Vice President of the Chinese People's Association for Friendship with Foreign Countries
- Incumbent
- Assumed office 2020

Personal details
- Born: May 1965 (age 61) Chaoyang, Liaoning, China
- Party: Chinese Communist Party
- Alma mater: Capital Normal University; University of Kent
- Occupation: Diplomat, politician

= Jiang Jiang =

Chinese diplomat

Jiang Jiang (姜江; born May 1965) is a Chinese diplomat and politician who serves as a member of the Leading Party Members Group and Vice President of the Chinese People's Association for Friendship with Foreign Countries (CPAFFC).

== Biography ==
Jiang Jiang was born in May 1965 in Chaoyang, Liaoning, China. He is of Han ethnicity. He is a member of the Chinese Communist Party. Jiang received a bachelor's degree in English language and literature from Capital Normal University. He later obtained a master's degree in international relations from the University of Kent in the United Kingdom and was a visiting scholar at Harvard University.
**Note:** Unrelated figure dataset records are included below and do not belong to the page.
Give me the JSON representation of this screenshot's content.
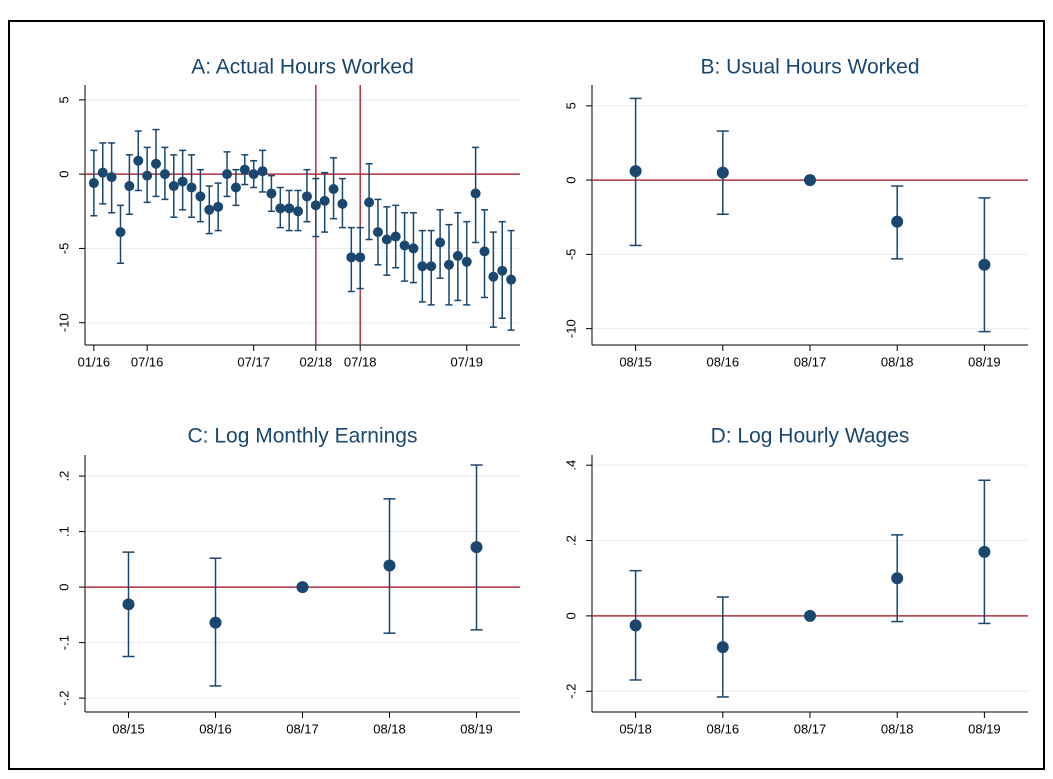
{
  "chart_data": [
    {
      "type": "errorbar",
      "title": "A: Actual Hours Worked",
      "x": [
        "01/16",
        "02/16",
        "03/16",
        "04/16",
        "05/16",
        "06/16",
        "07/16",
        "08/16",
        "09/16",
        "10/16",
        "11/16",
        "12/16",
        "01/17",
        "02/17",
        "03/17",
        "04/17",
        "05/17",
        "06/17",
        "07/17",
        "08/17",
        "09/17",
        "10/17",
        "11/17",
        "12/17",
        "01/18",
        "02/18",
        "03/18",
        "04/18",
        "05/18",
        "06/18",
        "07/18",
        "08/18",
        "09/18",
        "10/18",
        "11/18",
        "12/18",
        "01/19",
        "02/19",
        "03/19",
        "04/19",
        "05/19",
        "06/19",
        "07/19",
        "08/19",
        "09/19",
        "10/19",
        "11/19",
        "12/19"
      ],
      "values": [
        -0.6,
        0.1,
        -0.2,
        -3.9,
        -0.8,
        0.9,
        -0.1,
        0.7,
        0.0,
        -0.8,
        -0.5,
        -0.9,
        -1.5,
        -2.4,
        -2.2,
        0.0,
        -0.9,
        0.3,
        0.0,
        0.2,
        -1.3,
        -2.3,
        -2.3,
        -2.5,
        -1.5,
        -2.1,
        -1.8,
        -1.0,
        -2.0,
        -5.6,
        -5.6,
        -1.9,
        -3.9,
        -4.4,
        -4.2,
        -4.8,
        -5.0,
        -6.2,
        -6.2,
        -4.6,
        -6.1,
        -5.5,
        -5.9,
        -1.3,
        -5.2,
        -6.9,
        -6.5,
        -7.1
      ],
      "upper": [
        1.6,
        2.1,
        2.1,
        -2.1,
        1.3,
        2.9,
        1.8,
        3.0,
        1.8,
        1.3,
        1.6,
        1.3,
        0.3,
        -0.8,
        -0.6,
        1.5,
        0.3,
        1.3,
        0.9,
        1.6,
        -0.1,
        -0.9,
        -1.1,
        -1.1,
        0.3,
        -0.3,
        0.1,
        1.1,
        -0.3,
        -3.6,
        -3.6,
        0.7,
        -1.7,
        -2.2,
        -2.1,
        -2.6,
        -2.6,
        -3.8,
        -3.8,
        -2.4,
        -3.4,
        -2.6,
        -3.2,
        1.8,
        -2.4,
        -3.9,
        -3.2,
        -3.8
      ],
      "lower": [
        -2.8,
        -2.0,
        -2.6,
        -6.0,
        -2.7,
        -1.1,
        -1.9,
        -1.5,
        -1.7,
        -2.9,
        -2.4,
        -2.9,
        -3.2,
        -4.0,
        -3.8,
        -1.5,
        -2.1,
        -0.7,
        -0.9,
        -1.2,
        -2.5,
        -3.6,
        -3.8,
        -3.8,
        -3.2,
        -4.2,
        -3.9,
        -3.0,
        -3.6,
        -7.9,
        -7.7,
        -4.4,
        -6.1,
        -6.8,
        -6.3,
        -7.2,
        -7.3,
        -8.6,
        -8.8,
        -7.0,
        -8.8,
        -8.5,
        -8.8,
        -4.6,
        -8.3,
        -10.3,
        -9.7,
        -10.5
      ],
      "xlim": [
        "12/15",
        "01/20"
      ],
      "xticks": [
        "01/16",
        "07/16",
        "07/17",
        "02/18",
        "07/18",
        "07/19"
      ],
      "ylim": [
        -11.5,
        6
      ],
      "yticks": [
        5,
        0,
        -5,
        -10
      ],
      "hline": 0,
      "vlines": [
        "02/18",
        "07/18"
      ],
      "color": "#1a476f",
      "line_color": "#b0303f",
      "grid": true
    },
    {
      "type": "errorbar",
      "title": "B: Usual Hours Worked",
      "categories": [
        "08/15",
        "08/16",
        "08/17",
        "08/18",
        "08/19"
      ],
      "values": [
        0.6,
        0.5,
        0,
        -2.8,
        -5.7
      ],
      "upper": [
        5.5,
        3.3,
        0,
        -0.4,
        -1.2
      ],
      "lower": [
        -4.4,
        -2.3,
        0,
        -5.3,
        -10.2
      ],
      "ylim": [
        -11.1,
        6.4
      ],
      "yticks": [
        5,
        0,
        -5,
        -10
      ],
      "hline": 0,
      "color": "#1a476f",
      "line_color": "#b0303f",
      "grid": true
    },
    {
      "type": "errorbar",
      "title": "C: Log Monthly Earnings",
      "categories": [
        "08/15",
        "08/16",
        "08/17",
        "08/18",
        "08/19"
      ],
      "values": [
        -0.031,
        -0.064,
        0,
        0.039,
        0.072
      ],
      "upper": [
        0.063,
        0.052,
        0,
        0.159,
        0.22
      ],
      "lower": [
        -0.125,
        -0.178,
        0,
        -0.083,
        -0.077
      ],
      "ylim": [
        -0.225,
        0.238
      ],
      "yticks": [
        {
          "value": 0.2,
          "label": ".2"
        },
        {
          "value": 0.1,
          "label": ".1"
        },
        0,
        {
          "value": -0.1,
          "label": "-.1"
        },
        {
          "value": -0.2,
          "label": "-.2"
        }
      ],
      "hline": 0,
      "color": "#1a476f",
      "line_color": "#b0303f",
      "grid": true
    },
    {
      "type": "errorbar",
      "title": "D: Log Hourly Wages",
      "categories": [
        "05/18",
        "08/16",
        "08/17",
        "08/18",
        "08/19"
      ],
      "values": [
        -0.025,
        -0.083,
        0,
        0.1,
        0.17
      ],
      "upper": [
        0.12,
        0.05,
        0,
        0.215,
        0.36
      ],
      "lower": [
        -0.17,
        -0.215,
        0,
        -0.015,
        -0.02
      ],
      "ylim": [
        -0.255,
        0.427
      ],
      "yticks": [
        {
          "value": 0.4,
          "label": ".4"
        },
        {
          "value": 0.2,
          "label": ".2"
        },
        0,
        {
          "value": -0.2,
          "label": "-.2"
        }
      ],
      "hline": 0,
      "color": "#1a476f",
      "line_color": "#b0303f",
      "grid": true
    }
  ]
}
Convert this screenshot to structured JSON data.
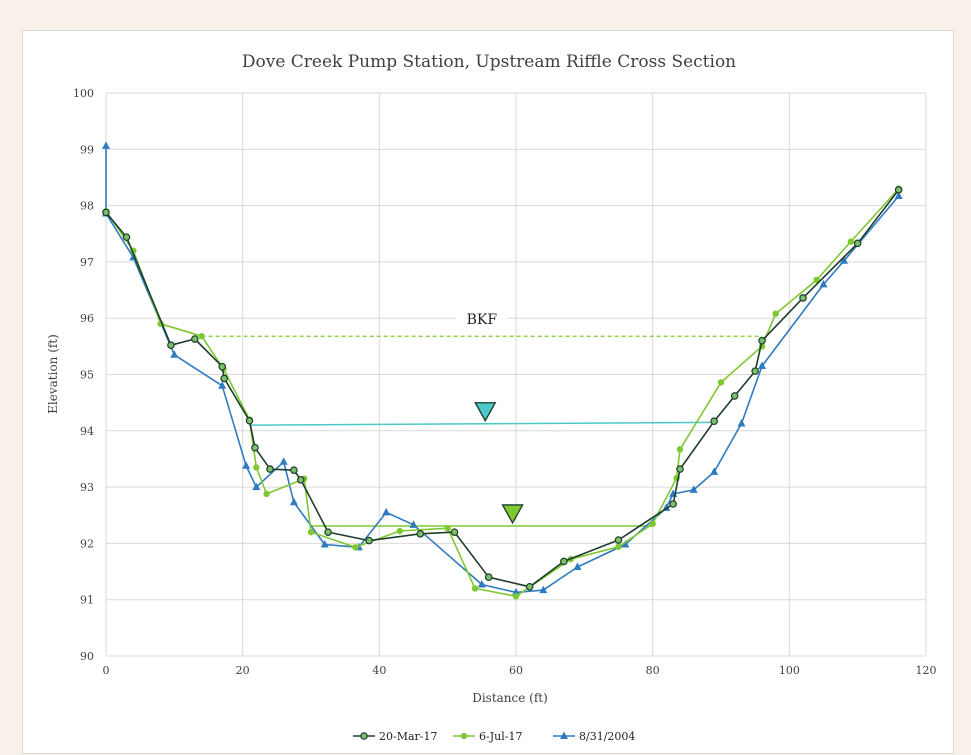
{
  "chart_data": {
    "type": "line",
    "title": "Dove Creek Pump Station, Upstream Riffle Cross Section",
    "xlabel": "Distance (ft)",
    "ylabel": "Elevation (ft)",
    "xlim": [
      0,
      120
    ],
    "ylim": [
      90,
      100
    ],
    "xticks": [
      0,
      20,
      40,
      60,
      80,
      100,
      120
    ],
    "yticks": [
      90,
      91,
      92,
      93,
      94,
      95,
      96,
      97,
      98,
      99,
      100
    ],
    "grid": true,
    "legend_position": "bottom",
    "series": [
      {
        "name": "20-Mar-17",
        "color": "#1f3d2b",
        "fill": "#7bbf6a",
        "marker": "circle",
        "points": [
          [
            0,
            97.88
          ],
          [
            3,
            97.44
          ],
          [
            9.5,
            95.52
          ],
          [
            13,
            95.63
          ],
          [
            17,
            95.14
          ],
          [
            17.3,
            94.93
          ],
          [
            21,
            94.18
          ],
          [
            21.8,
            93.7
          ],
          [
            24,
            93.32
          ],
          [
            27.5,
            93.3
          ],
          [
            28.5,
            93.13
          ],
          [
            32.5,
            92.2
          ],
          [
            38.5,
            92.05
          ],
          [
            46,
            92.17
          ],
          [
            51,
            92.2
          ],
          [
            56,
            91.4
          ],
          [
            62,
            91.23
          ],
          [
            67,
            91.68
          ],
          [
            75,
            92.06
          ],
          [
            83,
            92.7
          ],
          [
            84,
            93.32
          ],
          [
            89,
            94.17
          ],
          [
            92,
            94.62
          ],
          [
            95,
            95.06
          ],
          [
            96,
            95.6
          ],
          [
            102,
            96.36
          ],
          [
            110,
            97.33
          ],
          [
            116,
            98.28
          ]
        ]
      },
      {
        "name": "6-Jul-17",
        "color": "#7ec832",
        "fill": "#7ec832",
        "marker": "circle",
        "points": [
          [
            0,
            97.9
          ],
          [
            4,
            97.2
          ],
          [
            8,
            95.9
          ],
          [
            14,
            95.68
          ],
          [
            17.2,
            95.1
          ],
          [
            21,
            94.2
          ],
          [
            22,
            93.35
          ],
          [
            23.5,
            92.88
          ],
          [
            29,
            93.15
          ],
          [
            30,
            92.2
          ],
          [
            36.5,
            91.93
          ],
          [
            43,
            92.22
          ],
          [
            50,
            92.27
          ],
          [
            54,
            91.2
          ],
          [
            60,
            91.06
          ],
          [
            68,
            91.72
          ],
          [
            75,
            91.94
          ],
          [
            80,
            92.35
          ],
          [
            83.5,
            93.16
          ],
          [
            84,
            93.67
          ],
          [
            90,
            94.86
          ],
          [
            96,
            95.5
          ],
          [
            98,
            96.08
          ],
          [
            104,
            96.68
          ],
          [
            109,
            97.36
          ],
          [
            116,
            98.3
          ]
        ]
      },
      {
        "name": "8/31/2004",
        "color": "#2e7bc0",
        "fill": "#2e7bc0",
        "marker": "triangle",
        "points": [
          [
            0,
            99.06
          ],
          [
            0,
            97.86
          ],
          [
            4,
            97.08
          ],
          [
            10,
            95.35
          ],
          [
            17,
            94.8
          ],
          [
            20.5,
            93.38
          ],
          [
            22,
            93.0
          ],
          [
            26,
            93.45
          ],
          [
            27.5,
            92.73
          ],
          [
            32,
            91.98
          ],
          [
            37,
            91.93
          ],
          [
            41,
            92.55
          ],
          [
            45,
            92.33
          ],
          [
            55,
            91.27
          ],
          [
            60,
            91.13
          ],
          [
            64,
            91.17
          ],
          [
            69,
            91.58
          ],
          [
            76,
            91.98
          ],
          [
            82,
            92.63
          ],
          [
            83,
            92.88
          ],
          [
            86,
            92.95
          ],
          [
            89,
            93.27
          ],
          [
            93,
            94.13
          ],
          [
            96,
            95.15
          ],
          [
            105,
            96.6
          ],
          [
            108,
            97.02
          ],
          [
            116,
            98.17
          ]
        ]
      }
    ],
    "annotations": [
      {
        "label": "BKF",
        "type": "dashed-line",
        "color": "#7ec832",
        "x": [
          14,
          96
        ],
        "y": 95.68,
        "label_x": 55
      },
      {
        "label": "",
        "type": "water-surface",
        "color": "#4bc8c8",
        "x": [
          21,
          89
        ],
        "y": [
          94.1,
          94.15
        ],
        "marker_x": 55.5
      },
      {
        "label": "",
        "type": "water-surface",
        "color": "#7ec832",
        "x": [
          30,
          80
        ],
        "y": 92.31,
        "marker_x": 59.5
      }
    ]
  }
}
After graduating in 1986, Jiang entered the Ministry of Foreign Affairs of the People's Republic of China. In the early years of his career, he worked in the Translation Office and the Protocol Department. He later pursued further studies in the United Kingdom before returning to the Ministry, where he served in various capacities including staff member, attaché, third secretary, and division director.

Jiang subsequently held positions at the Central Foreign Affairs Office and served as counselor at the Permanent Mission of China to the United Nations. He later worked as deputy director of the Foreign Affairs Bureau of the National Committee of the Chinese People's Political Consultative Conference.

He returned to the Ministry of Foreign Affairs and served as counselor in the Information Department and later as deputy director and then director of the Translation Office. From 2013 to 2016, Jiang served as Ambassador of the People's Republic of China to Lebanon, and from 2016 to 2020, he served as Ambassador to Malta. In 2020, Jiang was appointed Vice President of the Chinese People's Association for Friendship with Foreign Countries, where he also serves as a member of its Leading Party Members Group.